Books

Faith and Family in 'More Than Conquerers'

by Emma Cueto

From the very title of Megan Hustad's new memoir, More Than Conquerors: A Memoir of Lost Arguments, you know you're dealing with an author who both has a sly sense of humor and understands nuance. And throughout Hustad's memoir about growing up with missionary parents, both of those skills are on full display. It's a story about family and about faith – both found and lost – about culture wars and about identity. And it's a story lovingly told.

Megan Hustad was only three when her parents moved the family to the island of Bonaire so they could work for Trans World Radio, an evangelical organization that broadcast radio programs from this little outpost in the Caribbean across the Western Hemisphere. The family adapts to Bonaire, and later to Holland, but the experience of being a missionary family changes all of them, permanently. They find themselves out of step with both fellow missionaries and the people of Bonaire and Holland. And later, after their return to the States, they realize they have grown out of step even with each other.

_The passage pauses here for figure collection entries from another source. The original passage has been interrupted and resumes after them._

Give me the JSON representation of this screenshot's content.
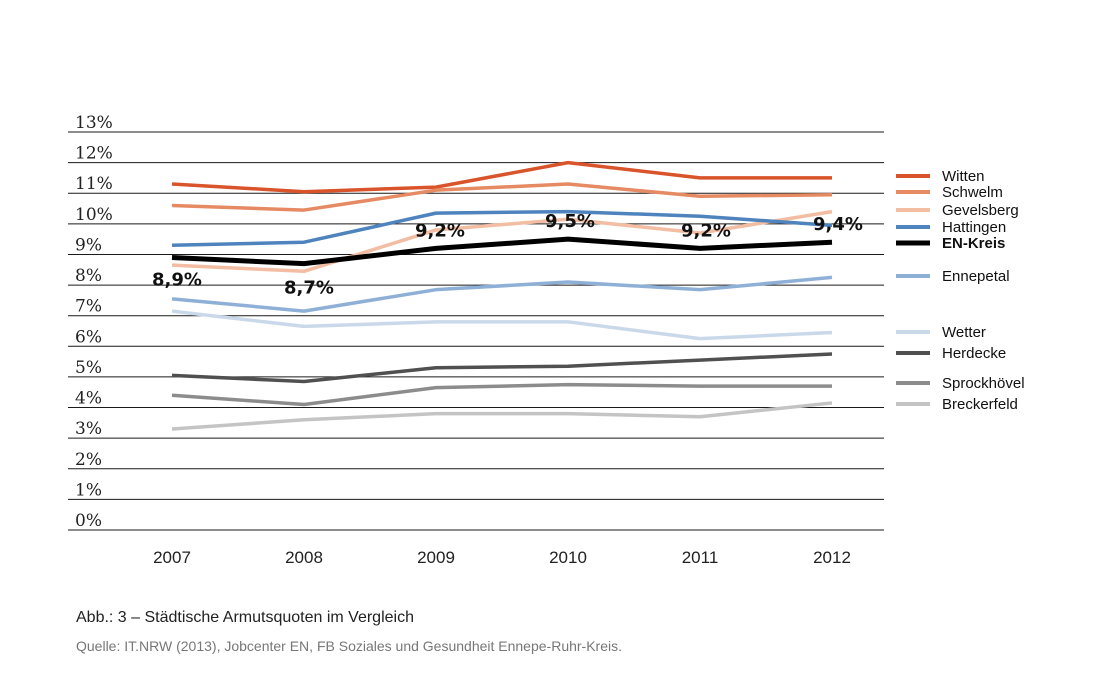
{
  "chart_data": {
    "type": "line",
    "title": "",
    "xlabel": "",
    "ylabel": "",
    "categories": [
      "2007",
      "2008",
      "2009",
      "2010",
      "2011",
      "2012"
    ],
    "y_ticks": [
      "0%",
      "1%",
      "2%",
      "3%",
      "4%",
      "5%",
      "6%",
      "7%",
      "8%",
      "9%",
      "10%",
      "11%",
      "12%",
      "13%"
    ],
    "ylim": [
      0,
      13
    ],
    "grid": "horizontal",
    "legend_position": "right",
    "series": [
      {
        "name": "Witten",
        "values": [
          11.3,
          11.05,
          11.2,
          12.0,
          11.5,
          11.5
        ],
        "color": "#d9542b",
        "width": 3.5,
        "bold": false
      },
      {
        "name": "Schwelm",
        "values": [
          10.6,
          10.45,
          11.1,
          11.3,
          10.9,
          10.95
        ],
        "color": "#e58a62",
        "width": 3.5,
        "bold": false
      },
      {
        "name": "Gevelsberg",
        "values": [
          8.65,
          8.45,
          9.8,
          10.15,
          9.7,
          10.4
        ],
        "color": "#f2bda2",
        "width": 3.5,
        "bold": false
      },
      {
        "name": "Hattingen",
        "values": [
          9.3,
          9.4,
          10.35,
          10.4,
          10.25,
          9.95
        ],
        "color": "#4e83bd",
        "width": 3.5,
        "bold": false
      },
      {
        "name": "EN-Kreis",
        "values": [
          8.9,
          8.7,
          9.2,
          9.5,
          9.2,
          9.4
        ],
        "color": "#000000",
        "width": 5,
        "bold": true
      },
      {
        "name": "Ennepetal",
        "values": [
          7.55,
          7.15,
          7.85,
          8.1,
          7.85,
          8.25
        ],
        "color": "#8fb0d6",
        "width": 3.5,
        "bold": false
      },
      {
        "name": "Wetter",
        "values": [
          7.15,
          6.65,
          6.8,
          6.8,
          6.25,
          6.45
        ],
        "color": "#c9d9ea",
        "width": 3.5,
        "bold": false
      },
      {
        "name": "Herdecke",
        "values": [
          5.05,
          4.85,
          5.3,
          5.35,
          5.55,
          5.75
        ],
        "color": "#505050",
        "width": 3.5,
        "bold": false
      },
      {
        "name": "Sprockhövel",
        "values": [
          4.4,
          4.1,
          4.65,
          4.75,
          4.7,
          4.7
        ],
        "color": "#8c8c8c",
        "width": 3.5,
        "bold": false
      },
      {
        "name": "Breckerfeld",
        "values": [
          3.3,
          3.6,
          3.8,
          3.8,
          3.7,
          4.15
        ],
        "color": "#c4c4c4",
        "width": 3.5,
        "bold": false
      }
    ],
    "data_labels": {
      "series": "EN-Kreis",
      "labels": [
        "8,9%",
        "8,7%",
        "9,2%",
        "9,5%",
        "9,2%",
        "9,4%"
      ]
    }
  },
  "caption": "Abb.: 3 – Städtische Armutsquoten im Vergleich",
  "source": "Quelle: IT.NRW (2013), Jobcenter EN, FB Soziales und Gesundheit Ennepe-Ruhr-Kreis."
}
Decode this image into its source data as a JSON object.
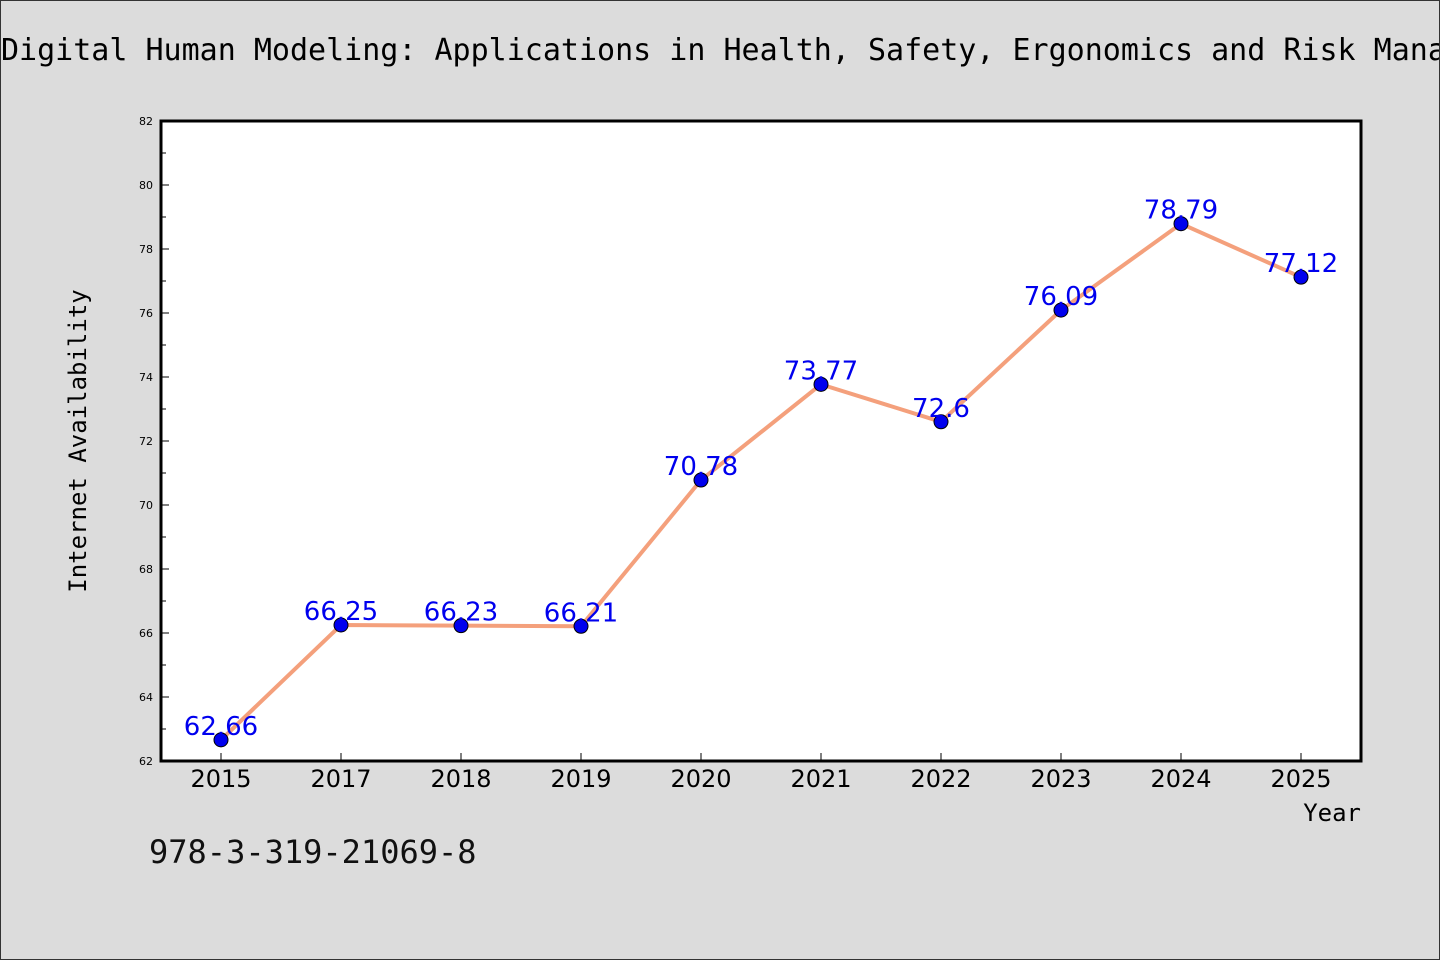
{
  "chart_data": {
    "type": "line",
    "title": "Digital Human Modeling: Applications in Health, Safety, Ergonomics and Risk Management: Ergonomics and Health",
    "xlabel": "Year",
    "ylabel": "Internet Availability",
    "categories": [
      "2015",
      "2017",
      "2018",
      "2019",
      "2020",
      "2021",
      "2022",
      "2023",
      "2024",
      "2025"
    ],
    "series": [
      {
        "values": [
          62.66,
          66.25,
          66.23,
          66.21,
          70.78,
          73.77,
          72.6,
          76.09,
          78.79,
          77.12
        ]
      }
    ],
    "data_labels": [
      "62.66",
      "66.25",
      "66.23",
      "66.21",
      "70.78",
      "73.77",
      "72.6",
      "76.09",
      "78.79",
      "77.12"
    ],
    "ylim": [
      62,
      82
    ],
    "yticks": [
      62,
      64,
      66,
      68,
      70,
      72,
      74,
      76,
      78,
      80,
      82
    ],
    "grid": false,
    "line_color": "#f4a07c",
    "marker_color": "#0000ee",
    "label_color": "#0000ee"
  },
  "footer_text": "978-3-319-21069-8"
}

Hustad has a gift here for showing her various family members honestly but lovingly in each interaction, at each stage in the family's saga. She neither shies away from or excuses her father's late-in-life strict conservative views. She doesn't condone or condemn her own and her sister's rebellions against religion. And so what emerges is a careful and nuanced view of a family whose cracks happen to run along larger political and social lines.

Hustad's memoir is about her family, but Christianity is also inextricable from her family, and though she herself is no longer Christian, her view of the religion is rich and nuanced. Hustad takes issue with both the righteousness and hypocrisy displayed by many of the missionaries she knew in her youth and also the righteous ignorance from many people raised in secular homes with no familiarity with Christianity beyond sound bites on television. Hustad infuses her narrative with another side of Christianity, one where people think deeply about their faith and feel it sincerely. It is her understanding of Christianity in these terms that puts Hustad on the outside of secular culture.

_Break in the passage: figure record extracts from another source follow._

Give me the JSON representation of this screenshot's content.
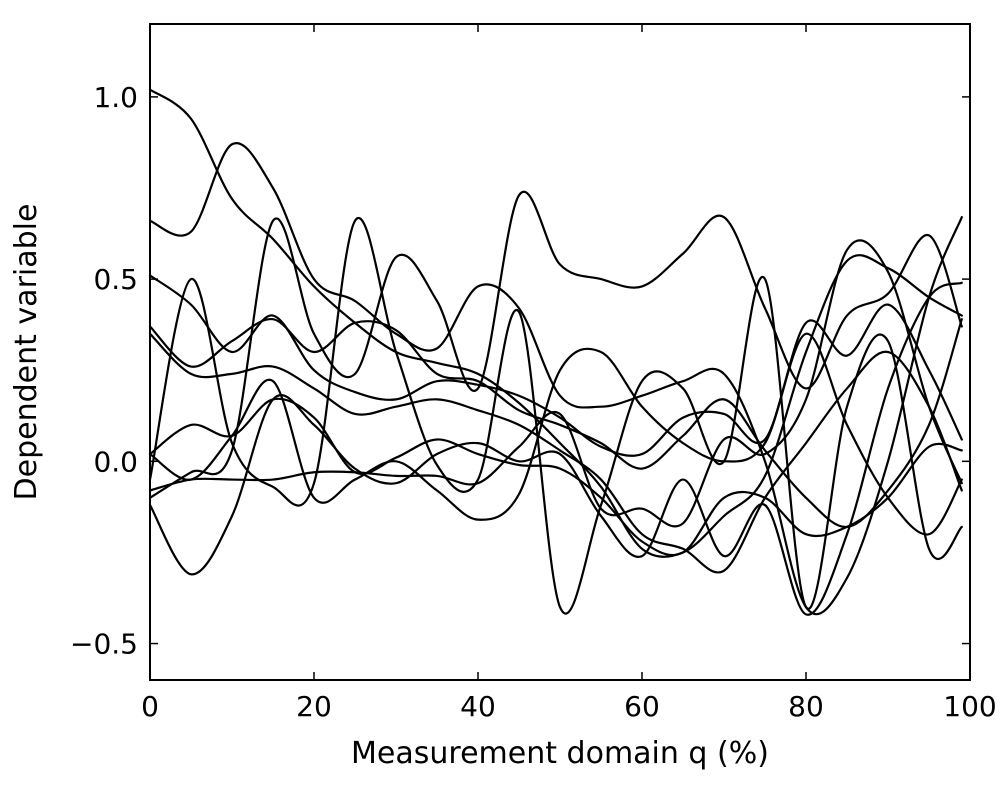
{
  "chart_data": {
    "type": "line",
    "xlabel": "Measurement domain q (%)",
    "ylabel": "Dependent variable",
    "xlim": [
      0,
      100
    ],
    "ylim": [
      -0.6,
      1.2
    ],
    "xticks": [
      "0",
      "20",
      "40",
      "60",
      "80",
      "100"
    ],
    "xtick_values": [
      0,
      20,
      40,
      60,
      80,
      100
    ],
    "yticks": [
      "−0.5",
      "0.0",
      "0.5",
      "1.0"
    ],
    "ytick_values": [
      -0.5,
      0,
      0.5,
      1.0
    ],
    "grid": false,
    "line_color": "#000000",
    "x": [
      0,
      5,
      10,
      15,
      20,
      25,
      30,
      35,
      40,
      45,
      50,
      55,
      60,
      65,
      70,
      75,
      80,
      85,
      90,
      95,
      99
    ],
    "series": [
      {
        "values": [
          1.02,
          0.94,
          0.72,
          0.61,
          0.48,
          0.38,
          0.3,
          0.27,
          0.24,
          0.16,
          0.05,
          -0.07,
          -0.24,
          -0.25,
          -0.15,
          -0.04,
          0.3,
          0.55,
          0.53,
          0.45,
          0.4
        ]
      },
      {
        "values": [
          0.66,
          0.63,
          0.87,
          0.75,
          0.5,
          0.44,
          0.35,
          0.31,
          0.48,
          0.42,
          0.18,
          0.15,
          0.18,
          0.22,
          0.24,
          0.0,
          -0.4,
          -0.32,
          0.0,
          0.45,
          0.67
        ]
      },
      {
        "values": [
          0.37,
          0.26,
          0.33,
          0.39,
          0.3,
          0.38,
          0.36,
          0.24,
          0.22,
          0.14,
          0.1,
          0.05,
          -0.02,
          0.07,
          0.17,
          0.03,
          -0.1,
          -0.18,
          -0.08,
          0.1,
          0.39
        ]
      },
      {
        "values": [
          0.51,
          0.43,
          0.3,
          0.4,
          0.25,
          0.19,
          0.17,
          0.22,
          0.21,
          0.18,
          0.12,
          0.04,
          0.02,
          0.12,
          0.13,
          0.06,
          0.38,
          0.29,
          0.43,
          0.25,
          0.06
        ]
      },
      {
        "values": [
          0.35,
          0.24,
          0.24,
          0.26,
          0.2,
          0.13,
          0.15,
          0.17,
          0.14,
          0.1,
          0.03,
          -0.05,
          -0.2,
          -0.24,
          -0.3,
          -0.1,
          0.05,
          0.2,
          0.3,
          0.15,
          -0.08
        ]
      },
      {
        "values": [
          0.02,
          -0.05,
          0.07,
          0.22,
          -0.1,
          -0.05,
          0.0,
          -0.08,
          -0.16,
          -0.09,
          0.25,
          0.3,
          0.15,
          0.05,
          0.0,
          0.05,
          0.35,
          0.1,
          -0.1,
          -0.2,
          -0.05
        ]
      },
      {
        "values": [
          -0.12,
          -0.31,
          -0.15,
          0.17,
          0.1,
          -0.02,
          -0.06,
          0.02,
          0.05,
          0.0,
          0.02,
          -0.15,
          -0.26,
          -0.05,
          -0.26,
          -0.12,
          -0.42,
          -0.2,
          0.2,
          0.45,
          0.49
        ]
      },
      {
        "values": [
          0.02,
          0.1,
          0.07,
          0.17,
          0.12,
          -0.03,
          0.01,
          0.06,
          0.02,
          -0.01,
          -0.02,
          -0.1,
          -0.22,
          -0.25,
          -0.1,
          -0.1,
          -0.2,
          -0.18,
          -0.1,
          0.04,
          0.03
        ]
      },
      {
        "values": [
          -0.1,
          -0.03,
          0.03,
          0.66,
          0.35,
          0.24,
          0.56,
          0.44,
          0.2,
          0.73,
          0.54,
          0.5,
          0.48,
          0.57,
          0.67,
          0.42,
          0.2,
          0.4,
          0.46,
          0.62,
          0.37
        ]
      },
      {
        "values": [
          -0.05,
          0.5,
          0.05,
          -0.07,
          -0.06,
          0.66,
          0.3,
          -0.01,
          -0.05,
          0.41,
          -0.4,
          -0.12,
          0.22,
          0.2,
          0.0,
          0.5,
          -0.4,
          0.15,
          0.33,
          -0.24,
          -0.18
        ]
      },
      {
        "values": [
          -0.08,
          -0.05,
          -0.05,
          -0.05,
          -0.03,
          -0.03,
          -0.04,
          -0.04,
          -0.06,
          0.04,
          0.13,
          -0.13,
          -0.13,
          -0.17,
          0.06,
          0.02,
          0.17,
          0.58,
          0.52,
          0.15,
          -0.06
        ]
      }
    ]
  }
}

Yet despite her differences with her parents, despite no longer being religious herself, she maintains a relationship with her family. The Hustads always love each other, long after they have stopped agreeing with each other. They have to search for safe topics of conversation, to bite their tongue when talk veers into dangerous territory, and to forgive each other their differences. But the point is that they do. Hustad is right to call this a "memoir of lost arguments," even though people in the book rarely argue. The members of the family have been arguing with themselves and each other and the culture at large about how to be, and in the end they all go their own way regardless.

Megan Hustad has written a powerhouse of a memoir, one that should be read by anyone interested in the ways faith, family, and culture connect and clash. It's a heartfelt and deeply nuanced book that provides an engrossing family saga and plenty of food for thought.